In March, 1808, the patient found herself very weak, and became gradually emaciated; her countenance was pale and haggard, and many symptoms appeared which partook of an hysteric nature, but which would not yield to the ordinary anti-hystercial medicines.

From March, 1808, to the end of May, 1809, a period of fourteen months, she suffered from very distressing paroxysms of hysteria, sometimes accompanied by fainting, so severe that many persons thought that she was dead. At other times she was seized with violent epileptic attacks, and some times with high delirium, drowsiness, and hiccup. These symptoms continued from March to May, 1808, and during the fits of delirium she repeated long passages from the writings of Goethe, Schiller, Shakspeare, and Oehlenschlager; she delivered them with a loud voice and with as correct an emphasis as any one in health could do; and although at such times her eyes were closed, she accompanied her declamations with suitable gesticulations. The delirium went on increasing, and at last reached a fearful height; she gnashed with her teeth, bit the people about her, and kicked and fought with great violence, so as to disturb, not only her own household, but the whole neighbourhood with her ravings: sometimes she lay in a soporose state, deprived of all sense and power of motion, appearing scarcely to breathe, and would again suddenly start up and utter wild and piercing shrieks.

On the 20th of May, a violent vomiting of blood, continuing for three days and nights, more or less, was added to the list of her former complaints, followed by a cough, hiccup, and purging of a very darkcoloured offensive matter.

On the 5th July, 1809, she was seized with a peculiar pain in the lower belly; she complained of nausea, a sense of writhing, and great uneasiness in the region of the left flexure of the colon, with great anxiety of countenance and depression of spirits: to this succeeded a severe and obstinate ischuria, which was treated in the usual manner without much benefit; a careful examination of the rectum showed that there was a stricture of the gut, and that the distension about the strictured point pressed upon the urethra and bladder.
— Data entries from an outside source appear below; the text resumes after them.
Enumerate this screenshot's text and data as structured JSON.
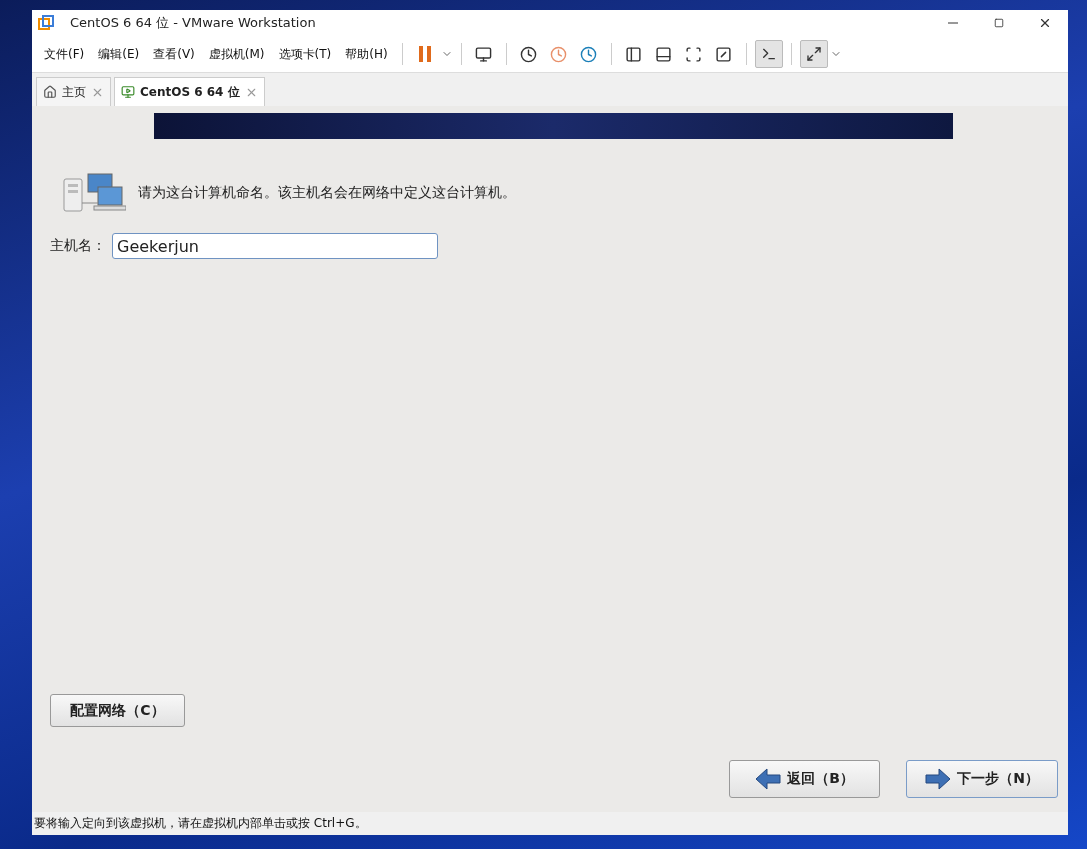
{
  "window": {
    "title": "CentOS 6 64 位 - VMware Workstation"
  },
  "menu": [
    "文件(F)",
    "编辑(E)",
    "查看(V)",
    "虚拟机(M)",
    "选项卡(T)",
    "帮助(H)"
  ],
  "tabs": [
    {
      "label": "主页",
      "kind": "home",
      "selected": false
    },
    {
      "label": "CentOS 6 64 位",
      "kind": "vm",
      "selected": true
    }
  ],
  "installer": {
    "intro": "请为这台计算机命名。该主机名会在网络中定义这台计算机。",
    "hostname_label": "主机名：",
    "hostname_value": "Geekerjun",
    "configure_button": "配置网络（C）",
    "back_button": "返回（B）",
    "next_button": "下一步（N）"
  },
  "status_bar": "要将输入定向到该虚拟机，请在虚拟机内部单击或按 Ctrl+G。"
}
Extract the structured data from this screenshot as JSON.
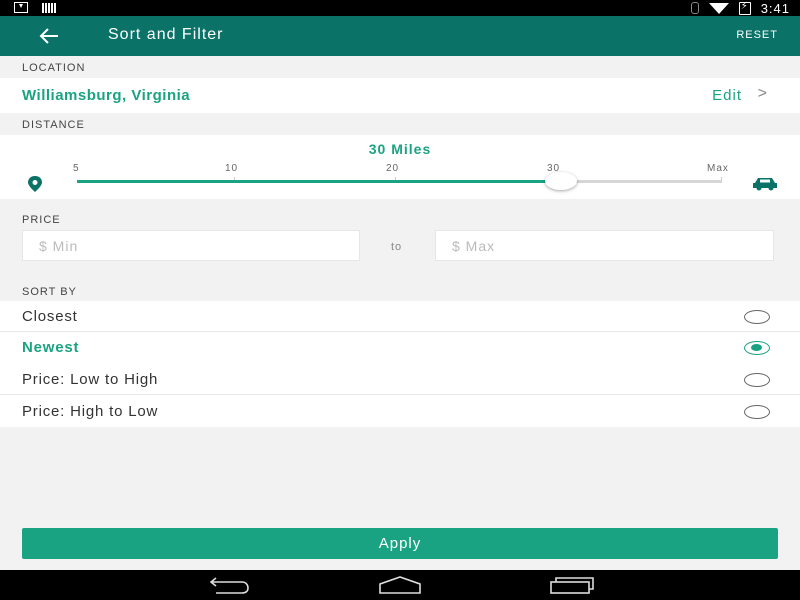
{
  "status_bar": {
    "time": "3:41",
    "icons": [
      "download-icon",
      "signal-bars-icon",
      "bluetooth-icon",
      "wifi-icon",
      "battery-charging-icon"
    ]
  },
  "app_bar": {
    "title": "Sort and Filter",
    "reset_label": "RESET",
    "back_icon": "arrow-left-icon"
  },
  "location": {
    "section_label": "LOCATION",
    "value": "Williamsburg, Virginia",
    "edit_label": "Edit",
    "chevron": ">"
  },
  "distance": {
    "section_label": "DISTANCE",
    "value_label": "30 Miles",
    "ticks": [
      "5",
      "10",
      "20",
      "30",
      "Max"
    ],
    "slider_level_fraction": 0.75,
    "left_icon": "map-pin-icon",
    "right_icon": "car-icon"
  },
  "price": {
    "section_label": "PRICE",
    "min_placeholder": "$  Min",
    "to_label": "to",
    "max_placeholder": "$  Max"
  },
  "sort": {
    "section_label": "SORT BY",
    "options": [
      {
        "label": "Closest",
        "selected": false
      },
      {
        "label": "Newest",
        "selected": true
      },
      {
        "label": "Price: Low to High",
        "selected": false
      },
      {
        "label": "Price: High to Low",
        "selected": false
      }
    ]
  },
  "apply_label": "Apply",
  "colors": {
    "app_bar": "#0a7267",
    "accent": "#1aa383",
    "background": "#f2f2f2"
  },
  "nav_bar": {
    "icons": [
      "back-nav-icon",
      "home-nav-icon",
      "recents-nav-icon"
    ]
  }
}
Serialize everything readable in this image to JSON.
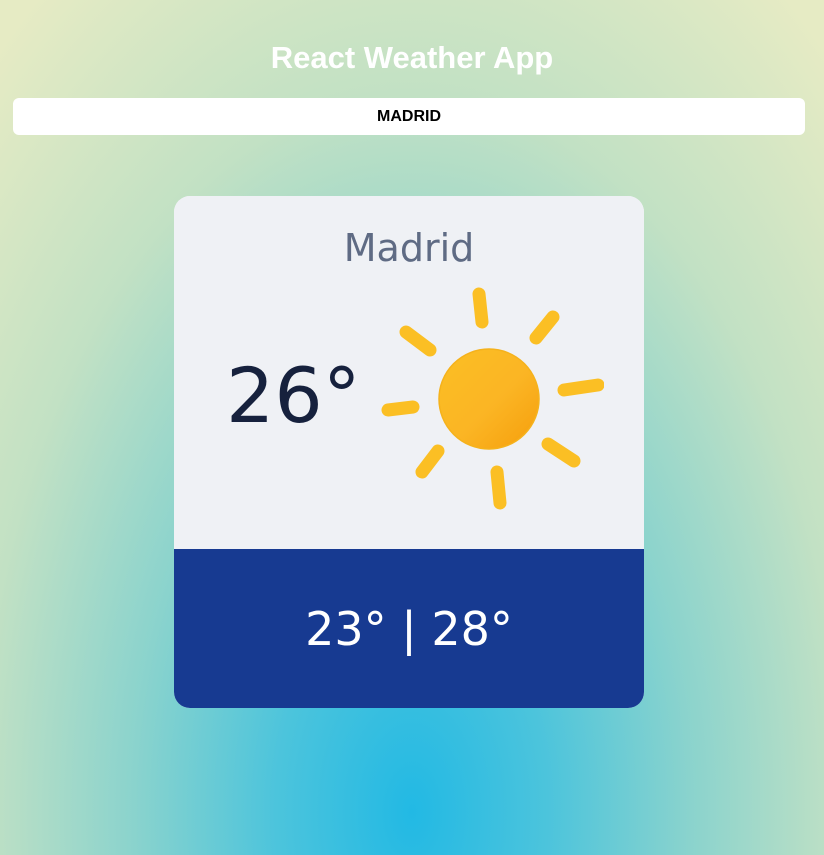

The rectum was so firmly contracted that the pipe of an injecting syringe was with difficulty passed; the daily employment of the catheter was necessary in order to procure the evacuation of the urine, till at length, by the use of various diuretic medicines, the hip-bath, aromatic fomentations, and copious injections, the spasmodic contraction of the rectum was overcome, and with it the globus hystericus was also removed; the ischury continued, however, just as bad as before, notwithstanding the further cmployment of the same remedies for a great length of time.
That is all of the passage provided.